走了一个时辰左右,林呈发觉不对劲 , 马走得越来越慢,起初他以为是路面打滑,可到了平坦地段,马依旧慢吞吞的。
他从马背上的布袋里掏出一把大豆,递到马嘴边,这豆子是马平时最喜欢吃的,可这次马只吃了两口,就偏过头不愿再碰。

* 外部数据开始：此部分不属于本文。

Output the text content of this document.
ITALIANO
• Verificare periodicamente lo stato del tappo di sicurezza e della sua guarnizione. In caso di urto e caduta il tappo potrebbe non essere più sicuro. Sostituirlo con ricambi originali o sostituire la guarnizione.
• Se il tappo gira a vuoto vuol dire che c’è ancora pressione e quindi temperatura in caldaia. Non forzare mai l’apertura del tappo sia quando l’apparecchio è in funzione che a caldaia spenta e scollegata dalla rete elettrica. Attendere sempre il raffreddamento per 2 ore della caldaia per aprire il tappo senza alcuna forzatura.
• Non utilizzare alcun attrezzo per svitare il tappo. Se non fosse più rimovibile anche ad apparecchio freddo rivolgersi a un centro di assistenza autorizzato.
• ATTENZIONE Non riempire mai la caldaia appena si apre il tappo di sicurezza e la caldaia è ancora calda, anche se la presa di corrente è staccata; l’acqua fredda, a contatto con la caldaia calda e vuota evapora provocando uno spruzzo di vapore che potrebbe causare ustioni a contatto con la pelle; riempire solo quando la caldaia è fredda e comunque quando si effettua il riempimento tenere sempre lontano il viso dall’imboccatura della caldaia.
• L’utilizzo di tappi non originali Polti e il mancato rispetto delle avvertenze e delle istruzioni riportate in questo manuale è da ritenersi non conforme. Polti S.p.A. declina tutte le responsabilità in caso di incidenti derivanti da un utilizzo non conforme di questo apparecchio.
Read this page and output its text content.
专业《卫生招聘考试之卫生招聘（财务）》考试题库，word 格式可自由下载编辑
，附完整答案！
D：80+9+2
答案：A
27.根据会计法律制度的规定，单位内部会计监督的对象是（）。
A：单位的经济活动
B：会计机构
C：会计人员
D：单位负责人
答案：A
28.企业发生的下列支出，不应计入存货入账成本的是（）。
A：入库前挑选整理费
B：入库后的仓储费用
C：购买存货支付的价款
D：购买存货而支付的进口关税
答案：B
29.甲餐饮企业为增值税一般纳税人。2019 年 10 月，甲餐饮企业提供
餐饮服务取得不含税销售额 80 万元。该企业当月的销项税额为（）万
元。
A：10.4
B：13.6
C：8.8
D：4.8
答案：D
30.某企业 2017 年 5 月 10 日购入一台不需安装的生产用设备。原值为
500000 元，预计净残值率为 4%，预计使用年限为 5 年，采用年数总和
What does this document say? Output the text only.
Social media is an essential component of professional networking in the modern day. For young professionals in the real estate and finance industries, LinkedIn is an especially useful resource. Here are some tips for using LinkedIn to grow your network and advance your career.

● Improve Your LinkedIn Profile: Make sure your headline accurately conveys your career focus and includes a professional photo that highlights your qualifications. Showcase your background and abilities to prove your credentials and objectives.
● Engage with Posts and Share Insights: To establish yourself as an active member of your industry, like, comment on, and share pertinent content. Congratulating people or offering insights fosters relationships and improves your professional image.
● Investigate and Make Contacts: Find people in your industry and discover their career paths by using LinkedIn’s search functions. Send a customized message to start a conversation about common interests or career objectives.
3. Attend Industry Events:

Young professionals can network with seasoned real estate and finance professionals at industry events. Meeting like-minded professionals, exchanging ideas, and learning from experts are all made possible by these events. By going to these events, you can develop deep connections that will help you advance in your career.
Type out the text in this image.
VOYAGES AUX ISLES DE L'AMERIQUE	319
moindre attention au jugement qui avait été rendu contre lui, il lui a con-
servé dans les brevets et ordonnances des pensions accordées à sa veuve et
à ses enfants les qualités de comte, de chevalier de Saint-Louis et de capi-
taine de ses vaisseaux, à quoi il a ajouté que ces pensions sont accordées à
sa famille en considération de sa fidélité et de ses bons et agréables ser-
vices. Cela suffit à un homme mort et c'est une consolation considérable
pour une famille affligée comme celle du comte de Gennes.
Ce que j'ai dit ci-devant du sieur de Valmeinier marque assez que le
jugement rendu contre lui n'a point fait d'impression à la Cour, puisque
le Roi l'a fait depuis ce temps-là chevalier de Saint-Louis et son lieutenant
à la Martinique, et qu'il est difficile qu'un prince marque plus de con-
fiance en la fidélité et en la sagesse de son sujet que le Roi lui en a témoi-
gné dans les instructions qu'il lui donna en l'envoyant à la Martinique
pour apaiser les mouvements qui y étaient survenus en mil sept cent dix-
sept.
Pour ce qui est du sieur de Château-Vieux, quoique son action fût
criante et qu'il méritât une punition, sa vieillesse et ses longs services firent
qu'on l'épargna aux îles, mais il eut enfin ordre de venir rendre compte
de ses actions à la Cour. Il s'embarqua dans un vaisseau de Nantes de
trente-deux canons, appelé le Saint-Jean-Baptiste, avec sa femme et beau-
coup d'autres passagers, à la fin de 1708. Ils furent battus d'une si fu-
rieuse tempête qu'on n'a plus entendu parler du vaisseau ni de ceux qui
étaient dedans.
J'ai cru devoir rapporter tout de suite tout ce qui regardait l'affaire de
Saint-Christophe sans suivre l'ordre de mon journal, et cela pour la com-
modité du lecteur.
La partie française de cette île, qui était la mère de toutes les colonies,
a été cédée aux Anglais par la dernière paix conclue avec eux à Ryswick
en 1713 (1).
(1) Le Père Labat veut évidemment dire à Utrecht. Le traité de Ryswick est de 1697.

林呈心里一紧,仔细检查马的状况:马耳耷拉着,眼神萎靡,嘴角甚至带了些白沫。
他赶紧喊来老爹来看:“爹,您来瞅瞅,这马是不是生病了?”
林老头摸了摸马的肚子,又掰开马嘴查看马的舌头,皱着眉道:“瞧着没外伤,也没明显病状,会不会是拉的东西太多,累着了?”
可再检查家里的其他两匹马,竟都有类似症状。
当即叫了林有过来看,林有也说不出个所以然。
没等众人想出对策,其他人家里的牛、马等也陆续出现异常状况:有的口吐白沫、食欲不振,有的连水都不愿喝,更甚者直接趴在地上不动弹。
谁都知道,这些牲口是生病了。
它们是逃荒路上拉东西家当的苦力,现在走不了几步就要歇,任凭人怎么推都不愿动,可队伍还得靠它们拉货。
林呈只能下令:“先停下休息,等看看情况再说。”
此时才过未时不久,按现代时间算,下午 4 点多,往常要等到酉时,下午 6 点多天黑了才会扎营,可眼下牲畜都病了,也只能破例。
林呈蹲在马身边,和林有一起分析病因:“吃的草料、喝的水都跟之前一样,没道理突然生病啊?”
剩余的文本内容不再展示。